# Data Loader

The following code takes random samples from the h5 dataset (see previous notebook or the make features command) and empirically validates it.

It also contains some scrap code to efficiently generate batches.

In [1]:
%matplotlib notebook
import numpy as np
import h5py
import random

from matplotlib import animation

import os

from play_skeleton import *
from joints import *

ntu_path = "/media/gnocchi/Seagate Backup Plus Drive/NTU-RGB-D/"

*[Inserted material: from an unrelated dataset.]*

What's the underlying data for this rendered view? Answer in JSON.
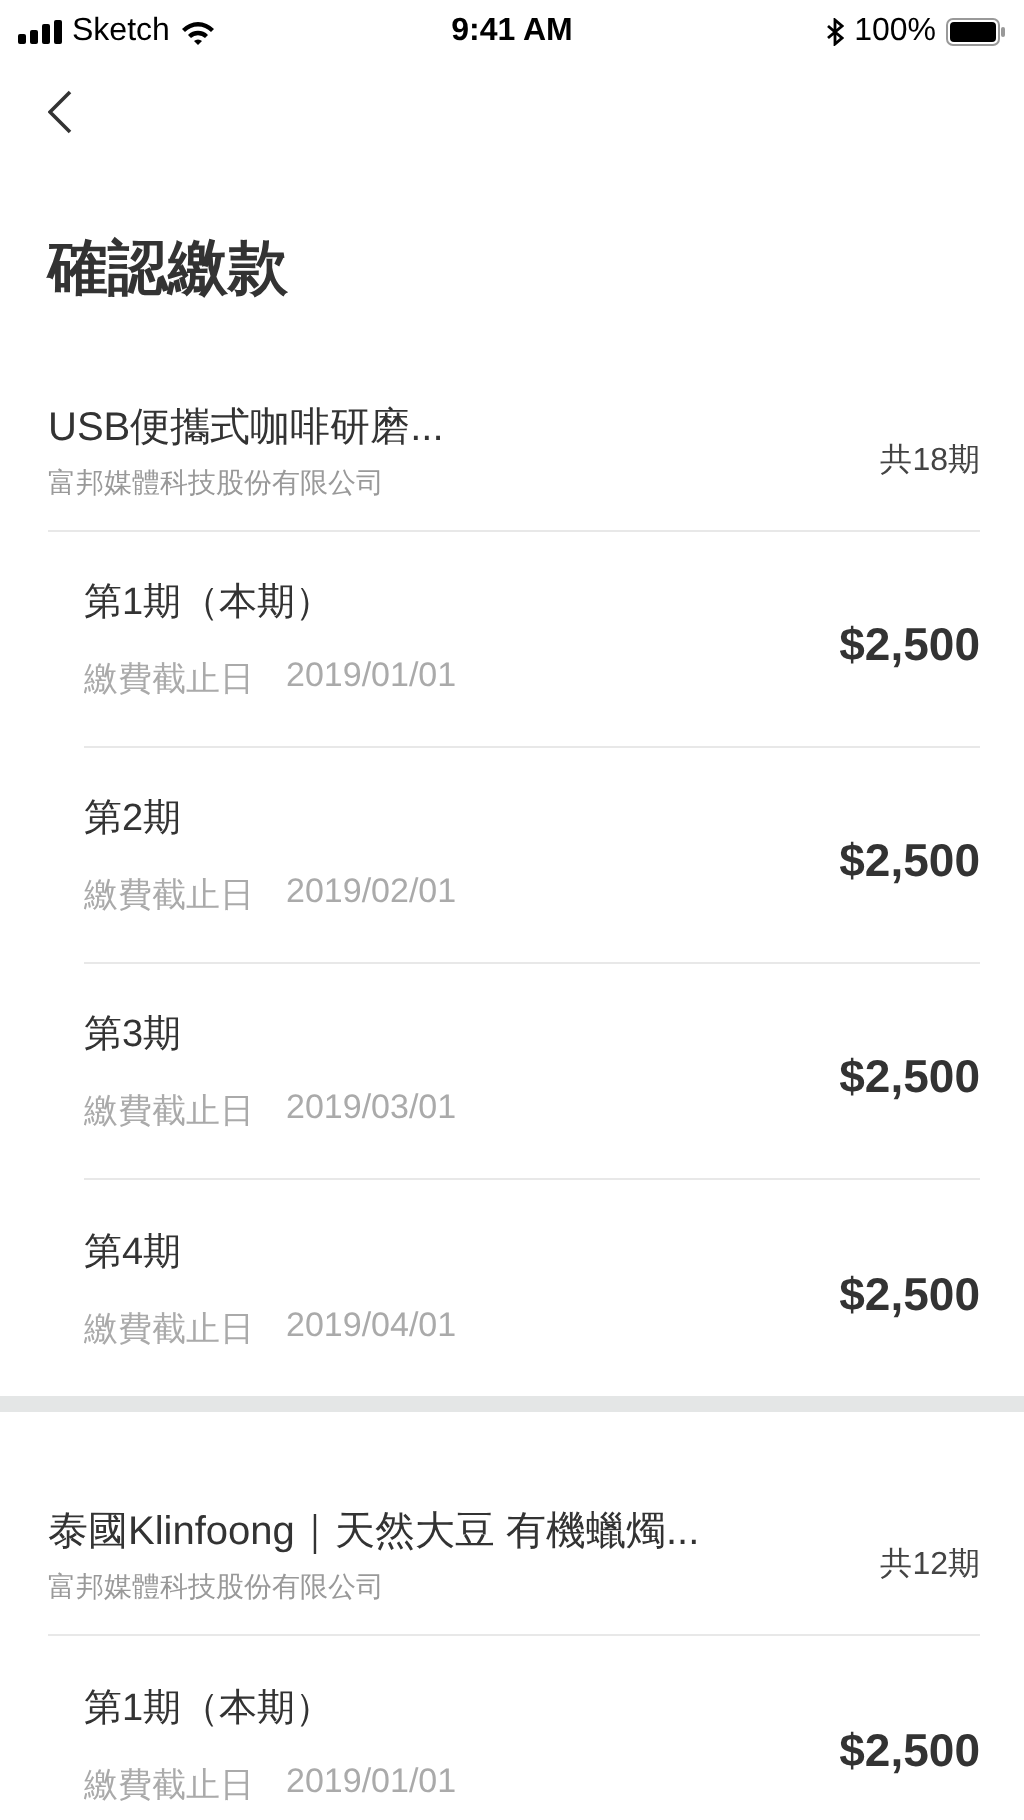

rgb_folder = "nturgb+d_rgb/"
skeleton_folder = "nturgb+d_skeletons/"

h5_dataset_path = "/media/gnocchi/Seagate Backup Plus Drive/NTU-RGB-D/"
dataset_file_name = "datasets.h5"
log_file_name = "log.txt"

### Create list of samples from the log file (contains all sample names)

In [2]:
# Sample names in a list
samples_names_list = [line.rstrip('\n') for line in open(h5_dataset_path + log_file_name)]
print(len(samples_names_list))

# Take random elements from list
# 1. Shuffle elements
random.shuffle(samples_names_list)

# 2. Take first n elements
n = 10
batch = samples_names_list[:n]

# 3. Remove first n elements
new_samples_names_list = samples_names_list[n:]

56880


### Separate between cross-view and cross-subject sets

S : setup number 

C : camera id

P : performer id

R : replication number

A : action label

In [3]:
# Cross subject
training_subjects = [1, 2, 4, 5, 8, 9, 13, 14, 15, 16, 17, 18, 19, 25, 27, 28, 31, 34, 35, 38]

# Cross view
training_cameras = [2, 3]

In [4]:
# Create strings with subject ids
training_subjects_pxxx = []
for s in training_subjects:
    training_subjects_pxxx.append("P{:03d}".format(s))
    
# Create strings with camera ids
training_cameras_cxxx = []
for s in training_cameras:
    training_cameras_cxxx.append("C{:03d}".format(s))

In [5]:
# Get cs training samples (40320 samples)
cs_training_samples_list = [s for s in samples_names_list if any(xs in s for xs in training_subjects_pxxx)]

# Get cs testing samples
cs_testing_samples_list = set(samples_names_list) - set(cs_training_samples_list)


In [6]:
# Get cv training samples
cv_training_samples_list = [s for s in samples_names_list if any(xs in s for xs in training_cameras_cxxx)]

# Get cv testing samples
cv_testing_samples_list = set(samples_names_list) - set(cv_training_samples_list)


## Random sample

skeleton : (3, max_frame, num_joint=25, 2) numpy array

hand_crops : (max_frame, n_hands = {2, 4}, crop_size, crop_size, 3)

In [7]:
sample_name = os.path.splitext(random.choice(os.listdir(ntu_path + skeleton_folder)))[0]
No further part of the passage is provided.